From Trauma to Personality: Adaptive Strategies and Patterns
Personality is not fixed but is shaped by the interaction of temperament (inborn traits) and attachment experiences (relational shaping). Through his research, he has identified nine primary personality patterns that emerge from this interplay. Trauma can push individuals toward the more rigid, lower-functioning aspects of their personality pattern, while healing allows for integration and flexibility.
Inward-Oriented Personalities: Prone to deep introspection but may struggle with feeling disconnected or overly self-critical.
Outward-Oriented Personalities: Focused on external validation and action, but at risk of avoiding inner emotional work.
Balanced (Diadic) Personalities: Hold both inner and outer awareness but may struggle with feeling torn between extremes.
Each of these personality tendencies, when shaped by trauma, can lead to patterns such as excessive perfectionism, avoidance, over-responsibility, or chronic uncertainty.

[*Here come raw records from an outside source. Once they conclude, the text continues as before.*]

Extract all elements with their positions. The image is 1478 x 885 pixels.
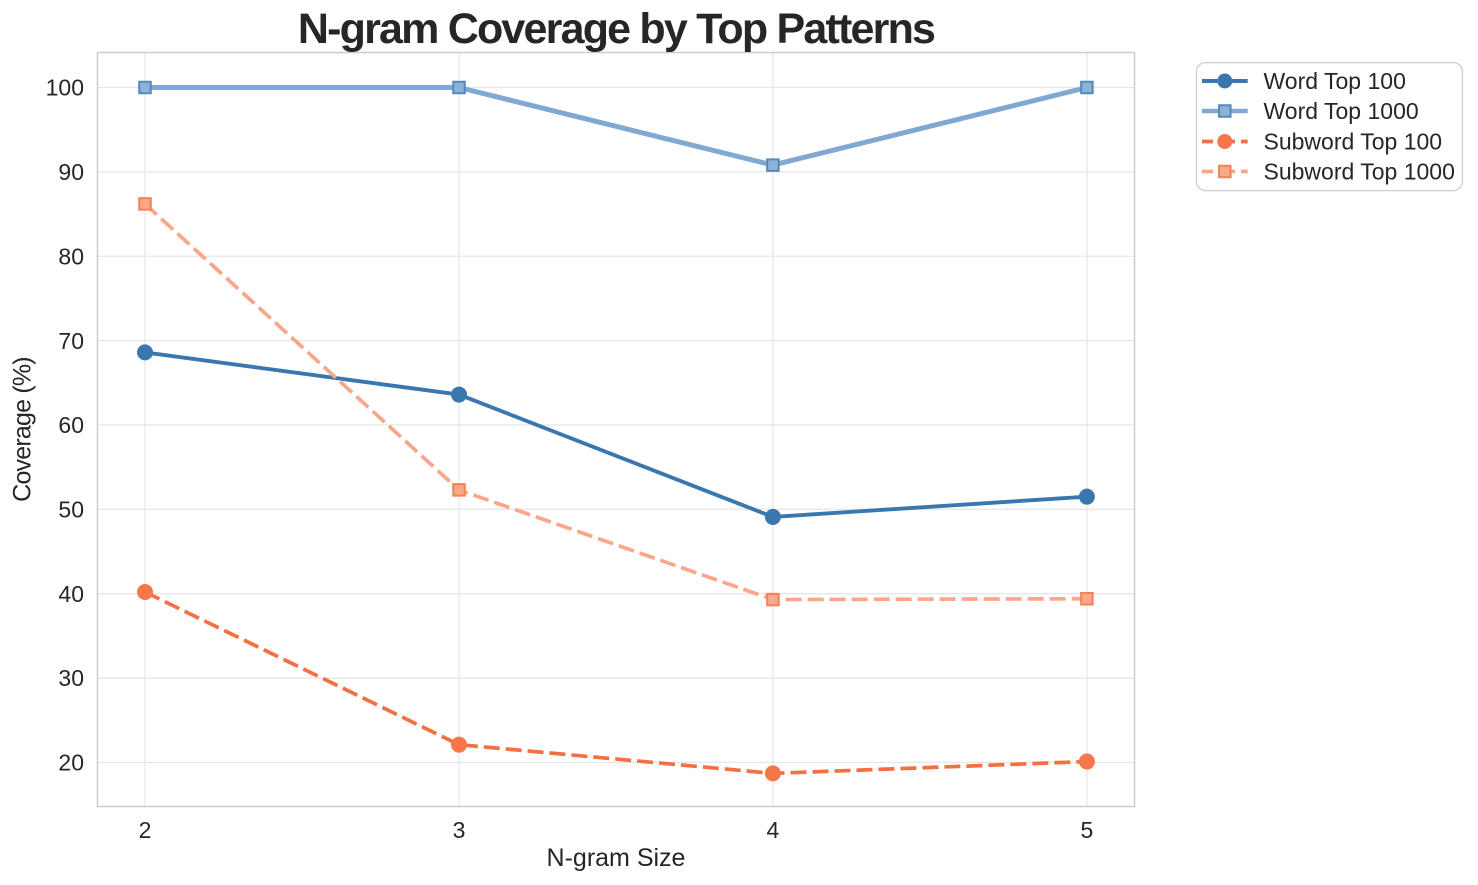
svg-text:80: 80: [58, 243, 84, 269]
svg-text:Subword Top 100: Subword Top 100: [1264, 129, 1443, 155]
svg-text:30: 30: [58, 665, 84, 691]
svg-text:N-gram Size: N-gram Size: [547, 844, 686, 872]
svg-text:5: 5: [1081, 817, 1094, 843]
svg-text:100: 100: [46, 75, 84, 101]
svg-text:90: 90: [58, 159, 84, 185]
svg-text:70: 70: [58, 328, 84, 354]
svg-text:Subword Top 1000: Subword Top 1000: [1264, 159, 1455, 185]
svg-text:Coverage (%): Coverage (%): [9, 357, 37, 502]
svg-text:4: 4: [767, 817, 780, 843]
svg-text:3: 3: [453, 817, 466, 843]
svg-text:N-gram Coverage by Top Pattern: N-gram Coverage by Top Patterns: [298, 5, 935, 53]
svg-text:50: 50: [58, 497, 84, 523]
svg-text:Word Top 100: Word Top 100: [1264, 68, 1406, 94]
svg-text:60: 60: [58, 412, 84, 438]
svg-text:40: 40: [58, 581, 84, 607]
svg-text:2: 2: [139, 817, 152, 843]
svg-text:20: 20: [58, 750, 84, 776]
svg-text:Word Top 1000: Word Top 1000: [1264, 98, 1419, 124]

Breaking the Cycle: Healing Through Integration
The good news? Healing is possible. Dr. Siegel stresses that our inherited wounds do not have to define our future. “It’s never too late to move toward wholeness.” Healing trauma requires creating conditions where individuals can safely rebuild their core needs of agency, bonding, and certainty.
Key pathways for healing include:
Cultivating Secure Attachment: Whether through therapy, relationships, or self-parenting, individuals can create secure emotional environments that were missing in childhood.

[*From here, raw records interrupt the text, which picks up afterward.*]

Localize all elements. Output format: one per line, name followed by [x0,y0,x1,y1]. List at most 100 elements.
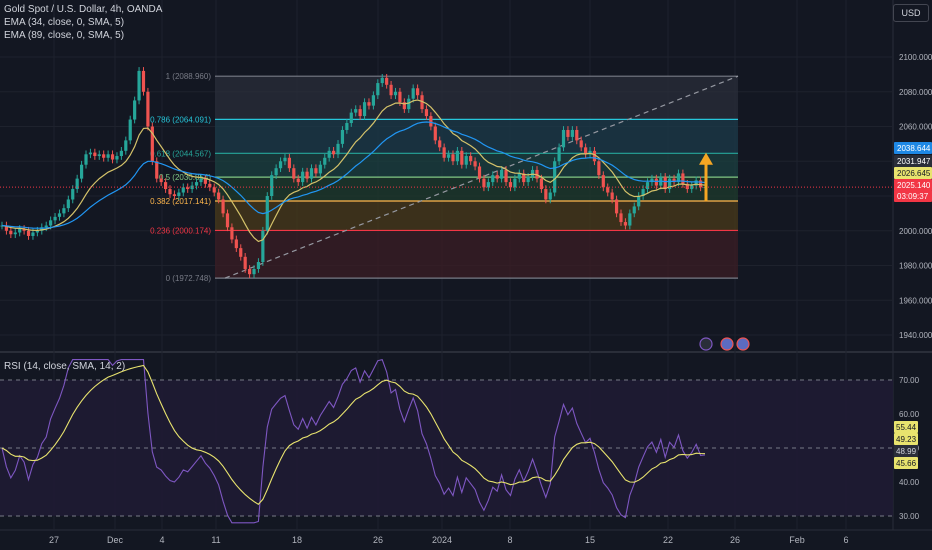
candle-body [177,192,181,196]
candle-body [623,222,628,226]
candle-body [469,156,473,162]
candle-body [115,156,119,160]
candle-body [278,161,283,169]
time-axis-label: 6 [843,535,848,545]
candle-body [385,77,389,85]
candle-body [500,169,504,179]
candle-body [553,161,557,193]
candle-body [270,175,274,196]
candle-body [146,91,150,127]
candle-body [451,154,455,162]
candle-body [455,150,460,162]
candle-body [641,189,645,196]
candle-body [181,187,185,193]
fib-level-label: 0.382 (2017.141) [150,197,211,206]
candle-body [97,154,101,157]
candle-body [637,196,641,207]
candle-body [133,100,137,120]
candle-body [93,152,97,157]
candle-body [575,129,579,141]
candle-body [239,248,243,257]
candle-body [40,227,44,231]
candle-body [172,194,177,196]
candle-body [75,178,79,190]
candle-body [650,178,654,183]
price-tag [894,167,932,179]
candle-body [513,178,517,188]
candle-body [491,175,495,183]
price-axis-label: 1960.000 [899,296,932,305]
candle-body [141,70,146,92]
candle-body [606,187,610,193]
candle-body [31,232,35,236]
candle-body [327,150,331,158]
fib-level-label: 0.786 (2064.091) [150,115,211,124]
price-tag [894,155,932,167]
candle-body [504,169,508,183]
candle-body [645,182,650,190]
candle-body [283,157,287,162]
candle-body [4,225,9,231]
candle-body [44,225,48,228]
candle-body [221,199,225,214]
price-tag-text: 2031.947 [897,157,931,166]
price-tag-text: 2026.645 [897,169,931,178]
candle-body [698,180,703,188]
fib-level-label: 1 (2088.960) [166,72,212,81]
time-axis-label: Feb [789,535,805,545]
candle-body [442,147,446,158]
candle-body [473,161,477,167]
candle-body [22,229,26,231]
candle-body [305,171,309,179]
candle-body [526,176,530,183]
candle-body [544,189,548,200]
candle-body [566,129,570,137]
candle-body [438,140,442,148]
rsi-value-text: 45.66 [896,459,917,468]
rsi-value-tag [894,421,918,433]
candle-body [163,182,168,190]
candle-body [252,268,256,275]
candle-body [318,164,322,174]
arrow-up-icon [699,152,713,165]
ema89-legend: EMA (89, close, 0, SMA, 5) [4,30,125,41]
candle-body [610,192,614,200]
candle-body [495,175,499,179]
time-axis-label: 18 [292,535,302,545]
price-axis-label: 2100.000 [899,53,932,62]
candle-body [517,173,521,179]
candle-body [79,164,84,179]
rsi-value-tag [894,457,918,469]
currency-button[interactable]: USD [893,4,929,22]
us-flag-icon [720,337,734,351]
price-axis-label: 1940.000 [899,331,932,340]
fib-level-label: 0.5 (2030.854) [159,173,211,182]
time-axis-label: 22 [663,535,673,545]
rsi-value-tag [894,445,918,457]
price-axis-label: 2080.000 [899,88,932,97]
price-tag [894,142,932,154]
candle-body [150,126,154,162]
candle-body [557,147,561,162]
candle-body [380,77,384,84]
candle-body [256,262,261,269]
candle-body [53,216,57,221]
candle-body [389,84,393,96]
candle-body [274,168,278,176]
candle-body [446,154,451,158]
candle-body [668,178,672,190]
candle-body [579,140,583,148]
candle-body [186,187,190,190]
candle-body [265,196,269,231]
fib-zone [215,200,738,231]
time-axis-label: 26 [730,535,740,545]
candle-body [336,143,340,155]
candle-body [694,180,698,186]
candle-body [362,102,367,117]
candle-body [124,140,128,151]
candle-body [548,192,552,200]
rsi-value-text: 48.99 [896,447,917,456]
candle-body [416,88,420,96]
candle-body [88,152,93,155]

Self-Compassion and Presence: Learning to relate to one’s experiences with curiosity rather than self-judgment allows for emotional regulation and integration.
Somatic Awareness and Regulation: Since trauma is stored in the body, practices such as mindfulness, breathwork, and movement therapy can be transformative.
Healing is not about eliminating pain but about creating new, integrative pathways for experiencing life. Personality does not have to feel like a prison - it can become a playground for growth, connection, and transformation. When you move toward integration, you do not just heal yourself - you change what you pass on to future generations.
Final Reflections
Cross-generational trauma shapes personality, but healing restores integration. By recognizing how trauma influences your responses and taking active steps to rebuild secure attachment and self-awareness, you create the possibility of a different future.
“The past is not our destiny. Through awareness and integration, we have the power to reshape our narratives and break the cycles of intergenerational trauma.”
At The Embody Lab, we are committed to sharing transformative knowledge that bridges neuroscience, somatic healing, and attachment work. Dr. Siegel’s research is a vital contribution to this mission, reminding us that the past is not destiny - healing is always possible.